Vozes

Texto de Camilla de Magalhães Gomes.

O que uma mulher procura? Não faço a menor ideia, meu caro. Você, por acaso, acha possível, justo ou correto reduzir a vontade de todo e cada homem a uma fórmula única? Imagino que não. A redução do pensamento/comportamento feminino a um modelo válido para todas é responsável pela supressão da diferença e da individualidade.

As vozes femininas são muitas, múltiplas e até dissonantes.  As vozes do feminismo assim também o são. E não há nada de errado nisso. Nossa defesa não representa a intenção de tornar todos iguais. Queremos mesmo que todos sejam tratados de modo igual, sem que para isso seja necessário excluir características particulares.

Por tudo isso, não se assuste se perceber que a voz feminista fala também de vocês, homens. A desconstrução da estrutura social patriarcal e machista passa pela aniquilação das amarras conceituais que prendem tanto mulheres quanto homens.

Foto de Nationaal Archief no Flickr em CC, alguns direitos reservados.

Não parece haver dúvidas de que essa forma de organização social, em maior medida, impôs exigências a mulher, conferiu-lhe um papel e colocou-a em posição prejudicada. Não se pode esquecer, contudo, que essa mesma sociedade, ainda que em menor medida, também impôs ao homem um papel.

Virilidade, sexualidade pronunciada, valentia, agressividade, ser provedor, másculo, protetor e toda essa reza que se repete, de família em família, de pais para filhos; dentro e fora de casa, no ambiente profissional, nos relacionamentos, aqui, ali e em todo lugar.

Criou-se também um modelo de comportamento masculino e aí, o prejuízo vem acompanhado também de preconceito. Todo ato de um homem que se distancie desse padrão de conduta previamente determinado e se aproxime, de alguma forma, de características supostamente femininas leva à infame frase “seja homem!”

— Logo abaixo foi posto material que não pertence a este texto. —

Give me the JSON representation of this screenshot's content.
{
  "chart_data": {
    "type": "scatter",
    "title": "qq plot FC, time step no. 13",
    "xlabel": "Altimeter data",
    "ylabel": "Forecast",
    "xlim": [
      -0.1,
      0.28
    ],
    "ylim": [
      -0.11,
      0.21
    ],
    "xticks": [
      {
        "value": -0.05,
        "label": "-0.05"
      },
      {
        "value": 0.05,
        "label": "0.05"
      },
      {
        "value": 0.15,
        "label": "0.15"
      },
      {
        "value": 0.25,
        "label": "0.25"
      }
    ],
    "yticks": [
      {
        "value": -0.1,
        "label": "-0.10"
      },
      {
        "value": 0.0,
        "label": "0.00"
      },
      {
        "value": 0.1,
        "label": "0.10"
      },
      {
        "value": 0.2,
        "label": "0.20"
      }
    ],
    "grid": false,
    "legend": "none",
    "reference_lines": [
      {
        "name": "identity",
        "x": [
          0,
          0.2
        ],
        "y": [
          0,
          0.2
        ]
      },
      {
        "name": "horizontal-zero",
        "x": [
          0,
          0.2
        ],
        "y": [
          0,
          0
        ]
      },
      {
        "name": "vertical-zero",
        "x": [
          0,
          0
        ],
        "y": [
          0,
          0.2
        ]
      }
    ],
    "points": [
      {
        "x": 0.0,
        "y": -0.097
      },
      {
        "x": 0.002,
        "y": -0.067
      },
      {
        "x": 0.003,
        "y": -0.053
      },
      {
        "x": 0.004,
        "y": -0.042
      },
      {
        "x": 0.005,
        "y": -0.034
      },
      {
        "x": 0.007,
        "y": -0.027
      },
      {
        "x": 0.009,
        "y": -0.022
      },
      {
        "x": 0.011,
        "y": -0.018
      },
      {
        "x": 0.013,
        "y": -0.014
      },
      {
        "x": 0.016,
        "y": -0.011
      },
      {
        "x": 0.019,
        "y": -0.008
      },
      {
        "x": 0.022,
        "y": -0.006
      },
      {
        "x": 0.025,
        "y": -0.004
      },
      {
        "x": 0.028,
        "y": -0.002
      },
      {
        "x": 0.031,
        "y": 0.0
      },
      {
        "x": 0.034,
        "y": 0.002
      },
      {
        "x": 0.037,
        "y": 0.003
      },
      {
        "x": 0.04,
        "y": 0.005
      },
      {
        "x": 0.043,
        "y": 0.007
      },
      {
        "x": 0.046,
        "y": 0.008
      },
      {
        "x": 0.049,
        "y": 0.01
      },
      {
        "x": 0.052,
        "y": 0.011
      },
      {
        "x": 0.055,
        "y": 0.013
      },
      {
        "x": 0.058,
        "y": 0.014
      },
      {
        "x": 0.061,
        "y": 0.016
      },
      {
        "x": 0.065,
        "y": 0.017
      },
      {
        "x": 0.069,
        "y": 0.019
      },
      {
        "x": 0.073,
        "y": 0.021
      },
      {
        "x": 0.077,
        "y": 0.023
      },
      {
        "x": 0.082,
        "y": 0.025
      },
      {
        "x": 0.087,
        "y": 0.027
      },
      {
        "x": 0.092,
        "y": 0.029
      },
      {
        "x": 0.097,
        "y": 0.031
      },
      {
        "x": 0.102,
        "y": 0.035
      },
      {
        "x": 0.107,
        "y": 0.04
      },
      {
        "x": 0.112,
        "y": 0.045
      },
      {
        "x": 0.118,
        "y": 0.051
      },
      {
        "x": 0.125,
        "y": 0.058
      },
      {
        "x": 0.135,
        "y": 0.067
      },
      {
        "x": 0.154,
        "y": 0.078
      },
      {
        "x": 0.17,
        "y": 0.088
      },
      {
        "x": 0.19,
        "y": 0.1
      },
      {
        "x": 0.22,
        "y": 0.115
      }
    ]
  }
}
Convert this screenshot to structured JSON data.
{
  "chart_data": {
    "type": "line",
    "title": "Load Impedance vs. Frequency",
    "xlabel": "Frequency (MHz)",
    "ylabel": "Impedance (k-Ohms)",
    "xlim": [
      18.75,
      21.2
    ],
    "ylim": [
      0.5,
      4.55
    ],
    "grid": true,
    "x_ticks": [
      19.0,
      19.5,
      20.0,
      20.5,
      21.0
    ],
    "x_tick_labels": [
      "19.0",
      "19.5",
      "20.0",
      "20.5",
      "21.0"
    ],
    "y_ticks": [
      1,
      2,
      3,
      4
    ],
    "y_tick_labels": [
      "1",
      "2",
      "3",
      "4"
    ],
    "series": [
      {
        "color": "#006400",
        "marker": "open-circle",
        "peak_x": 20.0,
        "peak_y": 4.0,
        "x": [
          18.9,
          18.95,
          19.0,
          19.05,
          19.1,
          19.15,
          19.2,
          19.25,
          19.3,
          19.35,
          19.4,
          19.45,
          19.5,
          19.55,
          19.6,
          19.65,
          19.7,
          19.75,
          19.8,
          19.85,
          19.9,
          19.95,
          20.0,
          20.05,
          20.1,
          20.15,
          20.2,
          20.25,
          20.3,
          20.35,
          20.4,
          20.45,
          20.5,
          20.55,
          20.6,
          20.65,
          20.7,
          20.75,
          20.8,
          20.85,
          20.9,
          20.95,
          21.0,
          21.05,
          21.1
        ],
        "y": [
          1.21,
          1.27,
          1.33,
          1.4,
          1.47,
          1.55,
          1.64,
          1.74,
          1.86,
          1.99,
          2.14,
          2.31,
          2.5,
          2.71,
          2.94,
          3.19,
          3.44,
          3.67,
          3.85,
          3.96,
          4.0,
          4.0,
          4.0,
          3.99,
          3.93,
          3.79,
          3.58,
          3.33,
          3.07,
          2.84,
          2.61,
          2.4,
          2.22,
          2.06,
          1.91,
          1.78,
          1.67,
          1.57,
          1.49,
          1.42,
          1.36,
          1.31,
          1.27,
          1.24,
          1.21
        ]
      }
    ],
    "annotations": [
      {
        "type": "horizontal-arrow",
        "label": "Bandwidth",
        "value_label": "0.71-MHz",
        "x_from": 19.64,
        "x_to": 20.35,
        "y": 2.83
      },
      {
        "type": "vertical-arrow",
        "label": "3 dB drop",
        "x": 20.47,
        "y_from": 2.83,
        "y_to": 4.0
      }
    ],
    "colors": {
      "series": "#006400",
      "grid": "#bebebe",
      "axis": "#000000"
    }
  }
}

Não há, no entanto, razões que justifiquem a atribuição das características X ao homem e Y a mulher (ou o contrário, se a fidelidade cromossômica assim exige), a não ser a construção dessa estrutura patriarcal. Não há nada que impeça a mulher de ser agressiva, a provedora da casa ou mesmo ter sua sexualidade bem resolvida. Nem mesmo pode se dizer haver algo de errado no homem que se mostra frágil, avesso à agressividade e de sexualidade comedida ou até não exercida.

Muito dessa aversão à presença de características supostamente femininas em um homem revela o ódio e o preconceito ao feminino. Essa qualificação do masculino como o bom atributo e do feminino como o atributo ruim faz parte da cultura machista. “Isso é coisa de mulherzinha”, acompanhado do sempre presente (de novo!) “seja homem”. E, assim, o menino que se mostra sensível, vulnerável, avesso aos esportes e inclinado a profissões “femininas” é condenado e logo recebe a pecha de “mulherzinha”, “fraco”, “viadinho” e tantas outras denominações.

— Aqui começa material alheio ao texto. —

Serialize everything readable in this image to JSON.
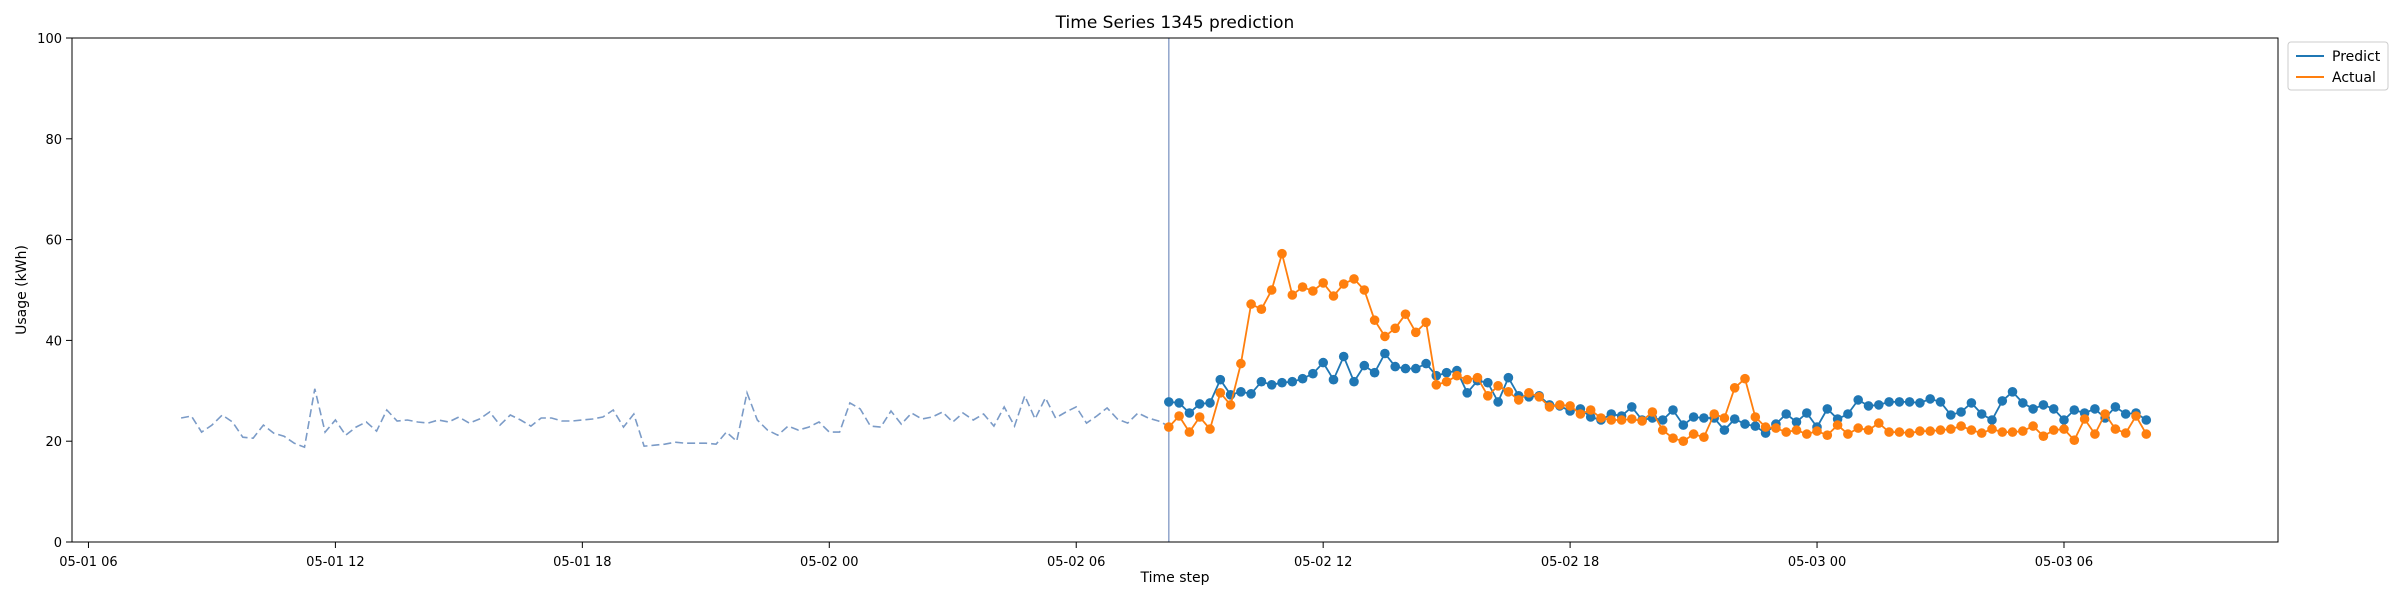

Começa aí um longo ciclo de forçada redefinição da subjetividade do tal menino. E nem preciso aqui entrar na discussão da discriminação pela homossexualidade. A desqualificação do homossexual também acompanha a desqualificação do feminino, como inferior, pior e indesejado. A presença dessas características ditas femininas em um homem, homossexual ou não, e a consideração desse homem como inferior são a representação daquela qualificação do feminino como o ruim e do masculino como o bom.

O ódio ao feminino e o ódio ao homossexual andam juntos e, por certo, precisam ser superados. A luta feminista, cada dia mais, é a luta pelo reconhecimento das individualidades e o desejo de tratamento igualitário a todos.

Não sei se me fiz entender. São muitas as vozes.